McCarthy believes it’s important to learn from history. He points to the 1990s when milk was facing increasing competition from soft drinks, juices, and flavored water. In response, diary producers banded together and developed a powerful message: “Got milk?”
“You couldn’t not know that,” McCarthy says. “That milk was available and that it was healthy. It raised the profile of milk.”
Now it’s time for dentists to do something similar, he says. To band together to develop powerful messaging, and then deliver it via what he calls the top medium in 2018: the smartphone.
“People live and conduct all their business on their phones today,” McCarthy says. “Complicating the challenge is that consumers just don’t value dentistry as they do more trendy healthcare pursuits like yoga and meditation.”
He believes Dentistry.com will become the online destination where the industry can band together.

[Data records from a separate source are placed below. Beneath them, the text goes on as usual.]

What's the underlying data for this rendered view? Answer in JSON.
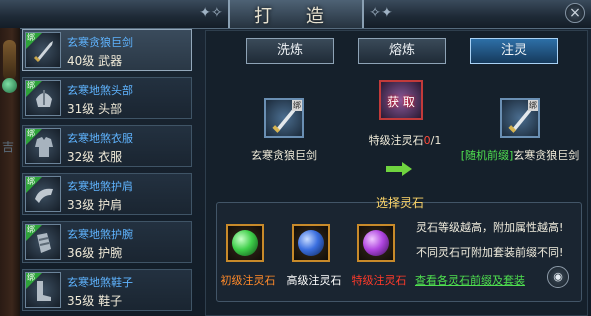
{
  "window": {
    "title": "打 造",
    "close_glyph": "×"
  },
  "sidebar": {
    "side_text": "吉",
    "items": [
      {
        "name": "玄寒贪狼巨剑",
        "level": "40级 武器",
        "badge": "绑",
        "icon": "sword-icon",
        "selected": true
      },
      {
        "name": "玄寒地煞头部",
        "level": "31级 头部",
        "badge": "绑",
        "icon": "helmet-icon",
        "selected": false
      },
      {
        "name": "玄寒地煞衣服",
        "level": "32级 衣服",
        "badge": "绑",
        "icon": "armor-icon",
        "selected": false
      },
      {
        "name": "玄寒地煞护肩",
        "level": "33级 护肩",
        "badge": "绑",
        "icon": "shoulder-icon",
        "selected": false
      },
      {
        "name": "玄寒地煞护腕",
        "level": "36级 护腕",
        "badge": "绑",
        "icon": "bracer-icon",
        "selected": false
      },
      {
        "name": "玄寒地煞鞋子",
        "level": "35级 鞋子",
        "badge": "绑",
        "icon": "boots-icon",
        "selected": false
      }
    ]
  },
  "tabs": [
    {
      "label": "洗炼",
      "active": false
    },
    {
      "label": "熔炼",
      "active": false
    },
    {
      "label": "注灵",
      "active": true
    }
  ],
  "infuse": {
    "source_item": {
      "label": "玄寒贪狼巨剑",
      "badge": "绑"
    },
    "material": {
      "overlay": "获 取",
      "label_prefix": "特级注灵石",
      "count_have": "0",
      "count_total": "/1"
    },
    "result_item": {
      "label_prefix": "[随机前缀]",
      "label": "玄寒贪狼巨剑",
      "badge": "绑"
    }
  },
  "stone_section": {
    "title": "选择灵石",
    "stones": [
      {
        "label": "初级注灵石",
        "color": "#ff8a2a",
        "gem_color": "#3fcf4a"
      },
      {
        "label": "高级注灵石",
        "color": "#ffffff",
        "gem_color": "#3b6fe0"
      },
      {
        "label": "特级注灵石",
        "color": "#ff3a2a",
        "gem_color": "#b046e0"
      }
    ],
    "desc1": "灵石等级越高，附加属性越高!",
    "desc2": "不同灵石可附加套装前缀不同!",
    "link": "查看各灵石前缀及套装",
    "eye_glyph": "◉"
  }
}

As part of the Dentistry.com community, dental practices ‘claim their practice’ which allows them to manage their on page on the site, listing pertinent information that can assist in patient acquisition and retention—including, in the coming months, the ability for patients to schedule appointments directly from the site.
“Accenture has a study that says that by the end of 2019, 67 percent of people expect to be able to book their healthcare appointments online,” McCarthy says. “And of you don’t offer that as a dentist, then you’re missing out. You’re making it more inconvenient.”
How will current and prospective patients find the site?
“As doctors add rich content, and respond to consumer questions, Dentistry.com is going to move up in search engine results,” McCarthy says. “It’s going to create a community. And, it’s all free to dentists.”
He points out that in today’s technology-driven world, consumers are empowered like never before. They make decisions based on data, and the more data they have, the more content they’re exposed to on the website, the more their opinion can be swayed.
“I think the more proactive dentists are on Dentistry.com, the more they will be rewarded for it, simply because of consumers,” McCarthy says.
McCarthy says surveys indicate that more than half of all dentists believe in a strong online presence, and that acquiring new patients is one of their biggest challenges. So, maximize the former to resolve the latter.
“Dentistry.com is a platform from which we can build and extend,” he says. “We’re just getting started. Our intention is to build a coalition of sorts across dentistry.”
Everyone, he says, wants to convert more consumers into patients. But too often, dentists tend to think that those who don’t frequent a dental office make that decision because they lack insurance or are simply unable to afford the treatments. McCarthy says it’s time to change that way of thinking.
“Yes, there are many who truly cannot afford dentistry, but there are more who can and choose not to,” he says. “We have to raise the profile of dentistry; elevate dentistry to its proper place in healthcare. And then, make it more convenient.”